Show that if $\gcd(a,b) = 1$ and $a|n$, $b|n$ then $ab|n$
What I have is as follows:
If $\gcd(a,b) = 1$ and $a|n$ and $a|n$ we know that:
$a=mn$ and $b=sn$ were $m,s \in \mathbb{Z}$
$ab|n = (mn)(sn)|n = n(ms)|n = \frac{(n)(ms)}{n} = ms$
This is were I am stuck. Im I done here or am I missing something?
Since $gcd(a,b)=1$ we have that $ar+bs=1$ for some integers $r,s$ (Bézout's identity)

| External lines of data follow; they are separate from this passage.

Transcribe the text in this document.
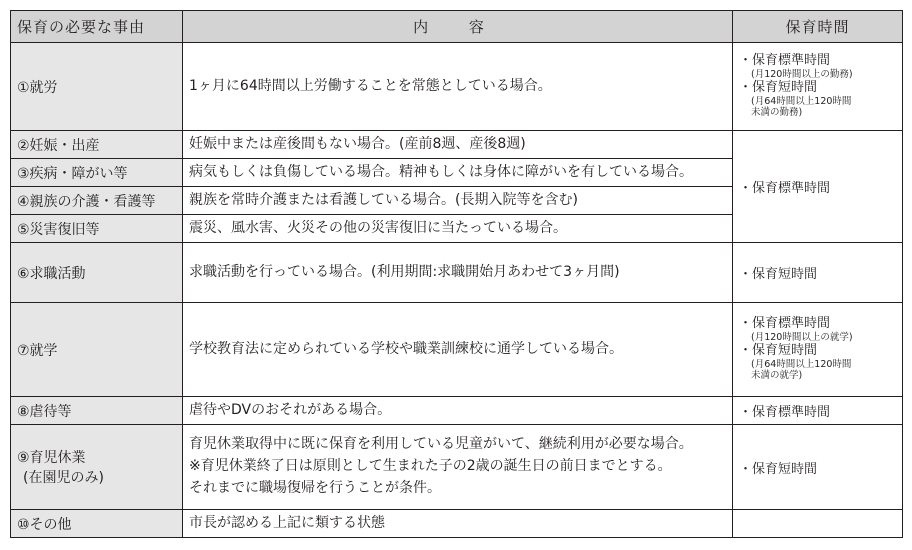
保育の必要な事由	内 容	保育時間
①就労	1ヶ月に64時間以上労働することを常態としている場合。	・保育標準時間
(月120時間以上の勤務)
・保育短時間
(月64時間以上120時間
未満の勤務)

②妊娠・出産	妊娠中または産後間もない場合。(産前8週、産後8週)	・保育標準時間
③疾病・障がい等	病気もしくは負傷している場合。精神もしくは身体に障がいを有している場合。	
④親族の介護・看護等	親族を常時介護または看護している場合。(長期入院等を含む)	
⑤災害復旧等	震災、風水害、火災その他の災害復旧に当たっている場合。	
⑥求職活動	求職活動を行っている場合。(利用期間:求職開始月あわせて3ヶ月間)	・保育短時間
⑦就学	学校教育法に定められている学校や職業訓練校に通学している場合。	・保育標準時間
(月120時間以上の就学)
・保育短時間
(月64時間以上120時間
未満の就学)

⑧虐待等	虐待やDVのおそれがある場合。	・保育標準時間
⑨育児休業
(在園児のみ)	育児休業取得中に既に保育を利用している児童がいて、継続利用が必要な場合。
※育児休業終了日は原則として生まれた子の2歳の誕生日の前日までとする。
それまでに職場復帰を行うことが条件。	・保育短時間
⑩その他	市長が認める上記に類する状態	
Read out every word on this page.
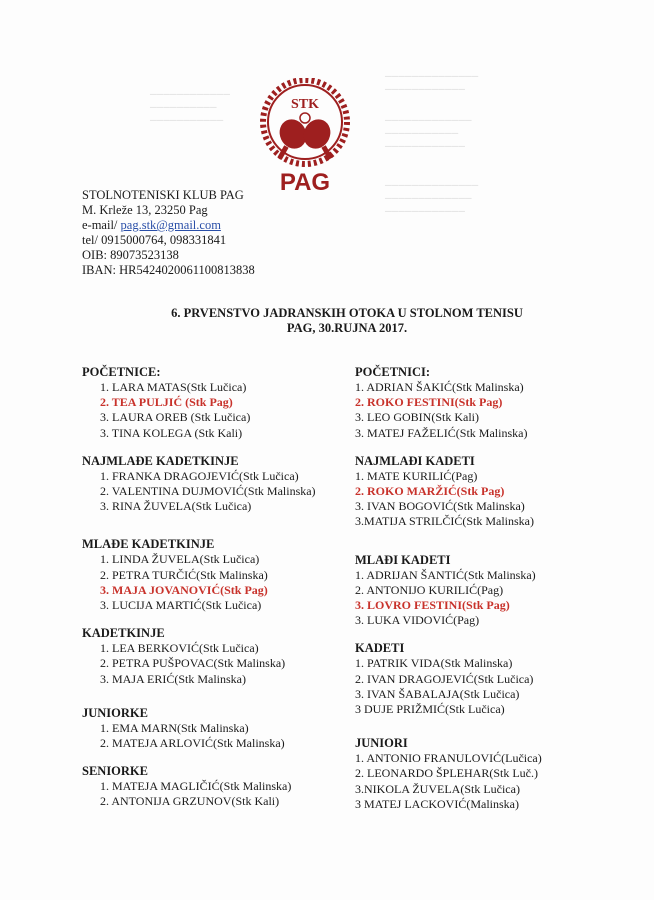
────────────
──────────
───────────
──────────────
────────────
─────────────
───────────
────────────
──────────────
─────────────
────────────
STK
PAG
STOLNOTENISKI KLUB PAG
M. Krleže 13, 23250 Pag
e-mail/ pag.stk@gmail.com
tel/ 0915000764, 098331841
OIB: 89073523138
IBAN: HR5424020061100813838
6. PRVENSTVO JADRANSKIH OTOKA U STOLNOM TENISU
PAG, 30.RUJNA 2017.
POČETNICE:
1. LARA MATAS(Stk Lučica)
2. TEA PULJIĆ (Stk Pag)
3. LAURA OREB (Stk Lučica)
3. TINA KOLEGA (Stk Kali)
NAJMLAĐE KADETKINJE
1. FRANKA DRAGOJEVIĆ(Stk Lučica)
2. VALENTINA DUJMOVIĆ(Stk Malinska)
3. RINA ŽUVELA(Stk Lučica)
MLAĐE KADETKINJE
1. LINDA ŽUVELA(Stk Lučica)
2. PETRA TURČIĆ(Stk Malinska)
3. MAJA JOVANOVIĆ(Stk Pag)
3. LUCIJA MARTIĆ(Stk Lučica)
KADETKINJE
1. LEA BERKOVIĆ(Stk Lučica)
2. PETRA PUŠPOVAC(Stk Malinska)
3. MAJA ERIĆ(Stk Malinska)
JUNIORKE
1. EMA MARN(Stk Malinska)
2. MATEJA ARLOVIĆ(Stk Malinska)
SENIORKE
1. MATEJA MAGLIČIĆ(Stk Malinska)
2. ANTONIJA GRZUNOV(Stk Kali)
POČETNICI:
1. ADRIAN ŠAKIĆ(Stk Malinska)
2. ROKO FESTINI(Stk Pag)
3. LEO GOBIN(Stk Kali)
3. MATEJ FAŽELIĆ(Stk Malinska)
NAJMLAĐI KADETI
1. MATE KURILIĆ(Pag)
2. ROKO MARŽIĆ(Stk Pag)
3. IVAN BOGOVIĆ(Stk Malinska)
3.MATIJA STRILČIĆ(Stk Malinska)
MLAĐI KADETI
1. ADRIJAN ŠANTIĆ(Stk Malinska)
2. ANTONIJO KURILIĆ(Pag)
3. LOVRO FESTINI(Stk Pag)
3. LUKA VIDOVIĆ(Pag)
KADETI
1. PATRIK VIDA(Stk Malinska)
2. IVAN DRAGOJEVIĆ(Stk Lučica)
3. IVAN ŠABALAJA(Stk Lučica)
3 DUJE PRIŽMIĆ(Stk Lučica)
JUNIORI
1. ANTONIO FRANULOVIĆ(Lučica)
2. LEONARDO ŠPLEHAR(Stk Luč.)
3.NIKOLA ŽUVELA(Stk Lučica)
3 MATEJ LACKOVIĆ(Malinska)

Also, $a|n\implies ak=n$ for some $k\in\mathbb{Z}$and $b|n\implies bc=n$ for some $c\in\mathbb{Z}.$
If we multiply $ar+bs=1$ by $n$, we have $arn+bsn=n$, which looks complicated until we realize we can use $ak=bc=n$ to substitute into that equation, and rearrange into something that makes a tad more sense: $$arn+bsn=n$$ $$ar(bc)+bs(ak)=n$$ $$ab(rc)+ab(sk)=n$$ $$(ab)(rc+sk)=n$$ $$(ab)C=n$$ And the last line implies that $ab|n$, where $C=rc+sk\in\mathbb{Z}$.